De acordo com a defesa, trata-se do segundo pedido de extradição aceito pela Justiça italiana envolvendo a ex-deputada. O primeiro está relacionado a investigações sobre uma suposta invasão ao Conselho Nacional de Justiça (CNJ).
O advogado de defesa, Fabio Pagnozzi, informou que a decisão não representa o encerramento do processo. Ele afirmou que ainda serão apresentados recursos à Corte Suprema italiana, o que pode estender a análise por aproximadamente cinco a seis meses.
Enquanto isso, Carla Zambelli permanece presa em Roma. As autoridades italianas mantiveram a prisão preventiva sob o argumento de risco de fuga. A defesa contesta a medida e sustenta que alternativas menos restritivas poderiam ser adotadas, como o uso de monitoramento eletrônico.

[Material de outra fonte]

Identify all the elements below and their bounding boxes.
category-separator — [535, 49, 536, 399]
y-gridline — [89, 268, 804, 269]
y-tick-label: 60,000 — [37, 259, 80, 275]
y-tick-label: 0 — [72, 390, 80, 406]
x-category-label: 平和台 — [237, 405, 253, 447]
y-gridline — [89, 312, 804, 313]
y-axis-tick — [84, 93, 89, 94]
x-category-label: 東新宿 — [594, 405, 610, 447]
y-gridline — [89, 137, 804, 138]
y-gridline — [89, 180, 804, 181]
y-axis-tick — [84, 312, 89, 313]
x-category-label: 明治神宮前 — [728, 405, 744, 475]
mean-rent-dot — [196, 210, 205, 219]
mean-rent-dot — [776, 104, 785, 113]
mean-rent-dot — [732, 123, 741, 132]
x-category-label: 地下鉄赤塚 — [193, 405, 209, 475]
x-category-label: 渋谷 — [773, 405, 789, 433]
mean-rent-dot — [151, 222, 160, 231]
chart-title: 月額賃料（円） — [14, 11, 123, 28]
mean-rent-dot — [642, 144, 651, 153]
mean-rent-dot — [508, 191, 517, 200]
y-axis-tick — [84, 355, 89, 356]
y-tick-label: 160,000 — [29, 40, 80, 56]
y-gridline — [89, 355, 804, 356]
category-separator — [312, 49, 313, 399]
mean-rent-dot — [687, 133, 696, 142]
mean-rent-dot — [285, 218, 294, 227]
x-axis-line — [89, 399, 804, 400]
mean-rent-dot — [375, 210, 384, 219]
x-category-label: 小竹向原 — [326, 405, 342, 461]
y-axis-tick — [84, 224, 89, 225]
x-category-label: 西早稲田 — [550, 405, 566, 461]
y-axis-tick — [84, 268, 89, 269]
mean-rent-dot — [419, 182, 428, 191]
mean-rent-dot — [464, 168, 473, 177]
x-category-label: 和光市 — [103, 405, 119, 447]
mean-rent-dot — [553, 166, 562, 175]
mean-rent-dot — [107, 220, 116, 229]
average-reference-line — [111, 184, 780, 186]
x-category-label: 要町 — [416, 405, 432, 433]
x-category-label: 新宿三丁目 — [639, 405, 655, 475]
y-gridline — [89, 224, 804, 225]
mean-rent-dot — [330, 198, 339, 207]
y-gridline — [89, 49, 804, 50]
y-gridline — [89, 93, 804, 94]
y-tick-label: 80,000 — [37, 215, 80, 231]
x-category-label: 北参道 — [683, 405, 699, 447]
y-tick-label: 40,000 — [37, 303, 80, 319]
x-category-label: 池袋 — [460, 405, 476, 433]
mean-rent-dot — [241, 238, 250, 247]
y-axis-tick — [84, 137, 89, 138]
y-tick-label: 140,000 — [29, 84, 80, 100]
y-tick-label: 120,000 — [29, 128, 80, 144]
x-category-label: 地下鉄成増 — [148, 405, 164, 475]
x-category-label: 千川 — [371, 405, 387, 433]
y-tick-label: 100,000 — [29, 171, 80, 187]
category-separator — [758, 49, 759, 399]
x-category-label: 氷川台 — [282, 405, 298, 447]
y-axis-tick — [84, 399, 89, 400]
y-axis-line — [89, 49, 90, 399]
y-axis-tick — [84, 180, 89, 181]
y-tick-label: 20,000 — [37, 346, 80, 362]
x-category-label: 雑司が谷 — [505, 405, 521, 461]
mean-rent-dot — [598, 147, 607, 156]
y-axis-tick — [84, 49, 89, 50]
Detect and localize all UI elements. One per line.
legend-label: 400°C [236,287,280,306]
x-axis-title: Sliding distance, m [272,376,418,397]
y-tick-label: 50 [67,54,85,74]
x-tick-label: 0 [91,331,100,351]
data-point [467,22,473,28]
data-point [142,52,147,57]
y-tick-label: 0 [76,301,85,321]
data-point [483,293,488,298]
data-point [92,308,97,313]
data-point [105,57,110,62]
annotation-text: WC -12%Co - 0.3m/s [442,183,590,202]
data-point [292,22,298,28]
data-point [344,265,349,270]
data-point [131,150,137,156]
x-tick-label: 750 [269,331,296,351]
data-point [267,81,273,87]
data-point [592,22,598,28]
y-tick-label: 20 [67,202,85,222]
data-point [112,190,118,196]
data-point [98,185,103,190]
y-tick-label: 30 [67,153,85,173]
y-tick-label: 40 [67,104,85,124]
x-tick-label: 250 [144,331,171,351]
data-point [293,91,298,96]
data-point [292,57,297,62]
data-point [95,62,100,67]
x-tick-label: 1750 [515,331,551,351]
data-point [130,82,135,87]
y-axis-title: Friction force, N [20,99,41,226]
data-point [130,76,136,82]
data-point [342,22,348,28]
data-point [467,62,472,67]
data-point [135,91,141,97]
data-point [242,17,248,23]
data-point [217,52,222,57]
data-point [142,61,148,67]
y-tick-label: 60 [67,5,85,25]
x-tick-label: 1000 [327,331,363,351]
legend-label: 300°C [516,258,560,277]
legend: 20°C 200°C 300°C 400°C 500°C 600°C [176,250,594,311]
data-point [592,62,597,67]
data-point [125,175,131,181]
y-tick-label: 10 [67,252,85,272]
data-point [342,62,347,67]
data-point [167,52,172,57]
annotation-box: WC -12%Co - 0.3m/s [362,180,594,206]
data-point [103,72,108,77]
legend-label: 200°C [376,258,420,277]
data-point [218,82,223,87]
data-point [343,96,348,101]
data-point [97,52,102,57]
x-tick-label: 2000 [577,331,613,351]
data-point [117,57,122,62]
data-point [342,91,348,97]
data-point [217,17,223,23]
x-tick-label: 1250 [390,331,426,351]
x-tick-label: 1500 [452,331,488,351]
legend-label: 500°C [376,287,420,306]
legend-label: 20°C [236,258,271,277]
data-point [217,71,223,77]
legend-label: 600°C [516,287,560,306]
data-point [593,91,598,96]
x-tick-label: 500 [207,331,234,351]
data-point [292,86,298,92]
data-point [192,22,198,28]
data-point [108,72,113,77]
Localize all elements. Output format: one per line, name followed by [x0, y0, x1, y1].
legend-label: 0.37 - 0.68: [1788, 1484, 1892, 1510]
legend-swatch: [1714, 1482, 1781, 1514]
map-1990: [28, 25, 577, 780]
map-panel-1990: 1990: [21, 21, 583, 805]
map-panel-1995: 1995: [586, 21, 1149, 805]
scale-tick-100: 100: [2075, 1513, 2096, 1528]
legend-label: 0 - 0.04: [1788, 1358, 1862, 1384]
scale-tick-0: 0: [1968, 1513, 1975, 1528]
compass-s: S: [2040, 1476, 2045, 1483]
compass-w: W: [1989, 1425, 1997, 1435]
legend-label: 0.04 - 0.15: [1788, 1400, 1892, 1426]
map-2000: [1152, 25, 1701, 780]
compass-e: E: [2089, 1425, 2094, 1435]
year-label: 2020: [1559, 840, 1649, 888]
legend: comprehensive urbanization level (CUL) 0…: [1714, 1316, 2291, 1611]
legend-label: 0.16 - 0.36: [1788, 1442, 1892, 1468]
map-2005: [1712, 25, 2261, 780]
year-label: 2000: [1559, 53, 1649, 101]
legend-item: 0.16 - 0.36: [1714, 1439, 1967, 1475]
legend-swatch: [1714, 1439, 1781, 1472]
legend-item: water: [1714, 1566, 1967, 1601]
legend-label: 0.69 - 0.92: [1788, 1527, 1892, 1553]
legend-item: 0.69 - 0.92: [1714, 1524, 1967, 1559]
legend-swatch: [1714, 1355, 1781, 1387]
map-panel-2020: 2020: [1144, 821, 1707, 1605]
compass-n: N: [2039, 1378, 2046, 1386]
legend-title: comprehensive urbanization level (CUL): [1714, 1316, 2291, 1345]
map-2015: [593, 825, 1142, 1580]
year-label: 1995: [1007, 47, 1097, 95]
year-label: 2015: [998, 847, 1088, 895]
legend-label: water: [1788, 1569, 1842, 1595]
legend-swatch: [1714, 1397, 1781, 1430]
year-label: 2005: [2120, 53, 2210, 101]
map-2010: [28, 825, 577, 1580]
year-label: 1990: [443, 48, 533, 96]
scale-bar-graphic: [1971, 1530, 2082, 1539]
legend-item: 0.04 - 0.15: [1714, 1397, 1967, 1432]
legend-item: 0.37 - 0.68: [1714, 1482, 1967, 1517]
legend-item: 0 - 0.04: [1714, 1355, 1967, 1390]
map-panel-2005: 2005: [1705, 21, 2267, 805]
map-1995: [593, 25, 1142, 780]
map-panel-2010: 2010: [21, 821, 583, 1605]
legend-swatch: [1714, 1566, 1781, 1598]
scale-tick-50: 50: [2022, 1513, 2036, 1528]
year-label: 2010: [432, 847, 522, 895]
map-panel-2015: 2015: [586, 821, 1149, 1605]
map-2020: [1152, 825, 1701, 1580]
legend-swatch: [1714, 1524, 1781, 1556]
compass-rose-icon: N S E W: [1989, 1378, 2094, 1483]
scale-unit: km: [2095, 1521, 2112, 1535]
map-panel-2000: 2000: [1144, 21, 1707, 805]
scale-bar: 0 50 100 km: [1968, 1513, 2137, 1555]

A equipe jurídica também afirma que seguirá adotando medidas legais para tentar impedir a transferência ao Brasil até o julgamento definitivo dos recursos.
A execução da extradição depende do esgotamento de todas as etapas recursais previstas na legislação italiana. Até lá, o caso segue em tramitação nas instâncias superiores do Judiciário do país.